Quartararo wants to use 2019 Yamaha for 2021 MotoGP season after inconsistent year



Fabio Quartararo wants to see if it will be possible for him to race the 2019 Yamaha MotoGP bike in 2021 after a tough year on the 2020 M1.

Quartararo has won three grands prix in 2020, but has scored just one other top five from the 12 races run so far.

That inconsistent form has cost him the championship lead he held for much of the year to Joan Mir at Aragon – having also briefly lost it after the San Marino Grand Prix to Andrea Dovizioso.

This is in stark contrast to his form in his rookie campaign in 2019, in which he scored seven podiums across the campaign.

With his title hopes all but over following a crash in the European GP, which cast him 37 points adrift of Suzuki’s Mir, Quartararo admits “a lot” has to change at Yamaha for 2021.

PLUS: Where it all went wrong for 2020’s MotoGP title favourite

Due to COVID-19 cost-saving measures, Yamaha won’t be able to develop a new engine for 2021.

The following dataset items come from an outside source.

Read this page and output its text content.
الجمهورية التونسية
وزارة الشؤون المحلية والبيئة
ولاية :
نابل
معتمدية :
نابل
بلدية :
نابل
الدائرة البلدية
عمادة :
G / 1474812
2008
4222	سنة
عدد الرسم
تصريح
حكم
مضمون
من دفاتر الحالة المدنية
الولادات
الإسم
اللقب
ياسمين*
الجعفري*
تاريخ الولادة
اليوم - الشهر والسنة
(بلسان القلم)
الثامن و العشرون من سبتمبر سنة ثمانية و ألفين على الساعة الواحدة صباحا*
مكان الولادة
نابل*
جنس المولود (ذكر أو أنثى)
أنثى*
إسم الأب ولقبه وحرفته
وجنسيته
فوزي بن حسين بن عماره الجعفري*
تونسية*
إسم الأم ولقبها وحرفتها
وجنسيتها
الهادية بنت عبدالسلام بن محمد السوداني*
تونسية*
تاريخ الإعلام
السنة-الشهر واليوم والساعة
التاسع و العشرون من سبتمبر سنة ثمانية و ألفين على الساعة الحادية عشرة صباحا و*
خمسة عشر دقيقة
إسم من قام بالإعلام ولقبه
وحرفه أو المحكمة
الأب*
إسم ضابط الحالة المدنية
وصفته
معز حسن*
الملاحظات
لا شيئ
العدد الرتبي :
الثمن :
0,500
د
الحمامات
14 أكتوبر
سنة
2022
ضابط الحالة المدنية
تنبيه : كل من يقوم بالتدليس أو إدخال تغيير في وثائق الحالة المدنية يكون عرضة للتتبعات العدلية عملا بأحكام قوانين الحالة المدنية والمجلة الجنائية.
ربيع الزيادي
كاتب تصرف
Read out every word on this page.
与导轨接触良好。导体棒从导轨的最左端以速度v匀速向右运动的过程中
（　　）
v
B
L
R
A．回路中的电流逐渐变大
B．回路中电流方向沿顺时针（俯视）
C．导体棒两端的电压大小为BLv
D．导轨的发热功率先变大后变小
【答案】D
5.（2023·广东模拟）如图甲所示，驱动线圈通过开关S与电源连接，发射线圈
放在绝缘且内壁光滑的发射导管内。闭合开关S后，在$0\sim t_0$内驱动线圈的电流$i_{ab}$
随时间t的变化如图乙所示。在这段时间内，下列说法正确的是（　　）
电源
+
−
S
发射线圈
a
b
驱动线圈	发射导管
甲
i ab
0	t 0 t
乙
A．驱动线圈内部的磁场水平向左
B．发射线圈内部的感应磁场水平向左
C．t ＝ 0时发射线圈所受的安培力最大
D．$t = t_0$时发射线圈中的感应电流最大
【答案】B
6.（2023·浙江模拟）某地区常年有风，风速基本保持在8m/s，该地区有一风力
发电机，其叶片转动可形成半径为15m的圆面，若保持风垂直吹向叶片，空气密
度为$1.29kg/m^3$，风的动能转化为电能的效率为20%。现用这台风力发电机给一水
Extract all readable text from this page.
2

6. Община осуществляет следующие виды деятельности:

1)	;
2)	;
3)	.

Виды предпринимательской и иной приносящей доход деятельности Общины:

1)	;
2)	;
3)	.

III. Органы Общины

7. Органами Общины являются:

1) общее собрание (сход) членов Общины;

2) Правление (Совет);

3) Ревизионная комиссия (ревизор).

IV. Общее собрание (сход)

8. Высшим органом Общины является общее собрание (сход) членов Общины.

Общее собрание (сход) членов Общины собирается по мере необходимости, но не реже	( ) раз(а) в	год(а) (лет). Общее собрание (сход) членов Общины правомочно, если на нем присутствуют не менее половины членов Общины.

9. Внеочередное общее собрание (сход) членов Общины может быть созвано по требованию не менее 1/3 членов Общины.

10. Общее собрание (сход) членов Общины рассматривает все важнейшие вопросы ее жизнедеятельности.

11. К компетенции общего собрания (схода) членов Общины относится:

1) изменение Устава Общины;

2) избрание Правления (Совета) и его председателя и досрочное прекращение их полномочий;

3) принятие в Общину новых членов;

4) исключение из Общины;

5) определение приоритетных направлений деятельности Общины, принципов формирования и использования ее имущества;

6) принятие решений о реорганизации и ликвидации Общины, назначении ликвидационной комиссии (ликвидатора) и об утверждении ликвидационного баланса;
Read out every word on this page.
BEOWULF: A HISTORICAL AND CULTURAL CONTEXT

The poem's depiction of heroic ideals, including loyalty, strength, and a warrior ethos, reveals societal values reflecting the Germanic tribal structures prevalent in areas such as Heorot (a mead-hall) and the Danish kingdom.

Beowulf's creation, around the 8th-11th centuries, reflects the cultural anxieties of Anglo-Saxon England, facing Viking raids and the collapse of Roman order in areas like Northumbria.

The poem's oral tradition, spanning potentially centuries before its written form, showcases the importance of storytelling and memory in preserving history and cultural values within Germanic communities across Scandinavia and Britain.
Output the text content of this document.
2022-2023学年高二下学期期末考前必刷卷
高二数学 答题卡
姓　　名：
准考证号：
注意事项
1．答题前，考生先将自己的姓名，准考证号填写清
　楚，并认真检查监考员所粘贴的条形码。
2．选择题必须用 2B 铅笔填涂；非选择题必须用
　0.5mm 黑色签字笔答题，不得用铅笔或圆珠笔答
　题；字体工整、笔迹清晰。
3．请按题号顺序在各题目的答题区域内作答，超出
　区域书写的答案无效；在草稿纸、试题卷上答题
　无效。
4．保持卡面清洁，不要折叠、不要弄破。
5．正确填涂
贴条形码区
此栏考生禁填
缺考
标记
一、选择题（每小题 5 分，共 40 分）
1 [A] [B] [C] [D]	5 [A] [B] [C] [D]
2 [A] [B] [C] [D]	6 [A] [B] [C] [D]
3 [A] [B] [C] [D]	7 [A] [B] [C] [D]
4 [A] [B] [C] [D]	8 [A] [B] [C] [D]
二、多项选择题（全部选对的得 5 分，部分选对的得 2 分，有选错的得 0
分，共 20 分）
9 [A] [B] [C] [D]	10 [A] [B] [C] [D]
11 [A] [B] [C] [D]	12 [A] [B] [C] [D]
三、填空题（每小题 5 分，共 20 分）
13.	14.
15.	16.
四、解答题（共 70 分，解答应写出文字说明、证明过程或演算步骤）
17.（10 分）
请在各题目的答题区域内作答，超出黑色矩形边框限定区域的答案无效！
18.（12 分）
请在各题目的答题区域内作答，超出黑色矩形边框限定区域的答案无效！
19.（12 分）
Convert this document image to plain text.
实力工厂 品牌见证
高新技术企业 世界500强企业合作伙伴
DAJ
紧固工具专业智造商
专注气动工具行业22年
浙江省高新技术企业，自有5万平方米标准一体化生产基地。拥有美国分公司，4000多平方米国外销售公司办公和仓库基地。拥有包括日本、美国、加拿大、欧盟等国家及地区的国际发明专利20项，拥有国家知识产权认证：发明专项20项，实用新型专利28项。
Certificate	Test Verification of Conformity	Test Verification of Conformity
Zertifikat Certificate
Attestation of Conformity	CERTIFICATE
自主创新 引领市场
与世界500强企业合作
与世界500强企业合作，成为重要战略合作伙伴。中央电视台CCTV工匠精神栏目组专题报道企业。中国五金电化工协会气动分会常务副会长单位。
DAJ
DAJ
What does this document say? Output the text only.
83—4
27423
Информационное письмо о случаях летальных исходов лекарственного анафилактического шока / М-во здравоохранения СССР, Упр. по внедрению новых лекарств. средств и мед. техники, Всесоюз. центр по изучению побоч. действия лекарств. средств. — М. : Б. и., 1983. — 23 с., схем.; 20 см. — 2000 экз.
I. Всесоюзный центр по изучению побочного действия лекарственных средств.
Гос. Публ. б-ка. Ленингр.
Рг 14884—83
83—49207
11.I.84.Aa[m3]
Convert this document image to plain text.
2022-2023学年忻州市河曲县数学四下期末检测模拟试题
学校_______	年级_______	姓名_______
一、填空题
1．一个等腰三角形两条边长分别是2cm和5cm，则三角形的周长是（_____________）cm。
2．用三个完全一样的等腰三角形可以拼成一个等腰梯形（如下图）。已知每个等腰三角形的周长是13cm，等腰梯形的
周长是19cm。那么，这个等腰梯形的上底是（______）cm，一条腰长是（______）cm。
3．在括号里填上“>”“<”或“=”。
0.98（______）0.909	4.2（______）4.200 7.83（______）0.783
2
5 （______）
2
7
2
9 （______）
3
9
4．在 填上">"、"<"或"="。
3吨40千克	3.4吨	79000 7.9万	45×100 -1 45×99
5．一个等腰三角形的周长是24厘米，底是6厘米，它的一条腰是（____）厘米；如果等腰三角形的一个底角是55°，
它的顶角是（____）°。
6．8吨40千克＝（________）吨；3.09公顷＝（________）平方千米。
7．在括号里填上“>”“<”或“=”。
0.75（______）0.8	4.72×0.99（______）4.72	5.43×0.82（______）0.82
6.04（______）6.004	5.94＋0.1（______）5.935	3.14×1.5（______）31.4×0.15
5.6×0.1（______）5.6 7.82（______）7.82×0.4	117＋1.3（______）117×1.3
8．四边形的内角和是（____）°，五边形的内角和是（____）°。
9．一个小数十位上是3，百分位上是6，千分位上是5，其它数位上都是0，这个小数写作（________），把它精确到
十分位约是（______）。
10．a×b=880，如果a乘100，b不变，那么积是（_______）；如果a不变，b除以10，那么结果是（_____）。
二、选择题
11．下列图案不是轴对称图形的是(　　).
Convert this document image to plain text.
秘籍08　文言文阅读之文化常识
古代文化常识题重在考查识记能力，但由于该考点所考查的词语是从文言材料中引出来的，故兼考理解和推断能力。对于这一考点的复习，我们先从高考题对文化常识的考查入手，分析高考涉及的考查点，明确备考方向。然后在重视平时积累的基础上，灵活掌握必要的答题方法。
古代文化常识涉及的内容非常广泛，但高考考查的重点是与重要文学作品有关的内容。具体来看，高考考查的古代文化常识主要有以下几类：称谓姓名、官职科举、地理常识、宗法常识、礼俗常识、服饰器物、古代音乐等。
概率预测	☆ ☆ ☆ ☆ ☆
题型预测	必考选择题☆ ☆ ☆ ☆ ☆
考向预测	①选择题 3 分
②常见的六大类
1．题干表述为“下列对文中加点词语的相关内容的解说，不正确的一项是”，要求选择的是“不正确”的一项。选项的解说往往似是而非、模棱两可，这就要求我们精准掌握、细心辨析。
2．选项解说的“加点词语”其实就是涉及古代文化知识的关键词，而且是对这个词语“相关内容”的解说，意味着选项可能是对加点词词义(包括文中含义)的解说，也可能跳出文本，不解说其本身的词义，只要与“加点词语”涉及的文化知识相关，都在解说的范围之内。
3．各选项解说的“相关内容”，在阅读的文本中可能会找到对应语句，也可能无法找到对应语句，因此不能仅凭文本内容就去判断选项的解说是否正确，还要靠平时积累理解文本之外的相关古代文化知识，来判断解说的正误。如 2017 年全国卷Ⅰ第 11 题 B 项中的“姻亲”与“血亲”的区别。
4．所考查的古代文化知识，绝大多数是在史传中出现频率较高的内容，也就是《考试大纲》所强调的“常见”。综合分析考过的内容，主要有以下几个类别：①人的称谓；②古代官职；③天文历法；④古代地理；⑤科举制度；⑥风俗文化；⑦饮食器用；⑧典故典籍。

Quartararo is “worried” about this, but hopes to be able to use his 2019 machine if the rules allow.

“I’m worried but I’m hoping to see if we can use last year’s bike, if that’s possible or if we have to keep exactly the same one as this year,” Quartararo said, when asked about the engine freeze.

“But what is certain is that we have to change a lot of things in the way we work, not really in the team but in general with Yamaha.”

Factory Yamaha counterpart Valentino Rossi said last weekend the engine freeze is “not an excuse” for Yamaha not to improve its motor in 2021.

Quartararo’s Petronas SRT team-mate Franco Morbidelli currently rides what is essentially the 2019 M1, winning two races on it and scoring the most points of any Yamaha rider since the San Marino GP.

Quartararo admitted last Sunday the 2020 M1 never felt like it was his bike from his very first laps on it in testing.

“Actually, my first laps with the 2020 bike in really dry conditions – like I say the 2020 bike changed a lot from last year – I didn’t really feel like the bike was mine,” he said.

“When the bike is directly good from FP1, we make small changes and everything is perfect.

“But when you start and it’s difficult, you are lost.”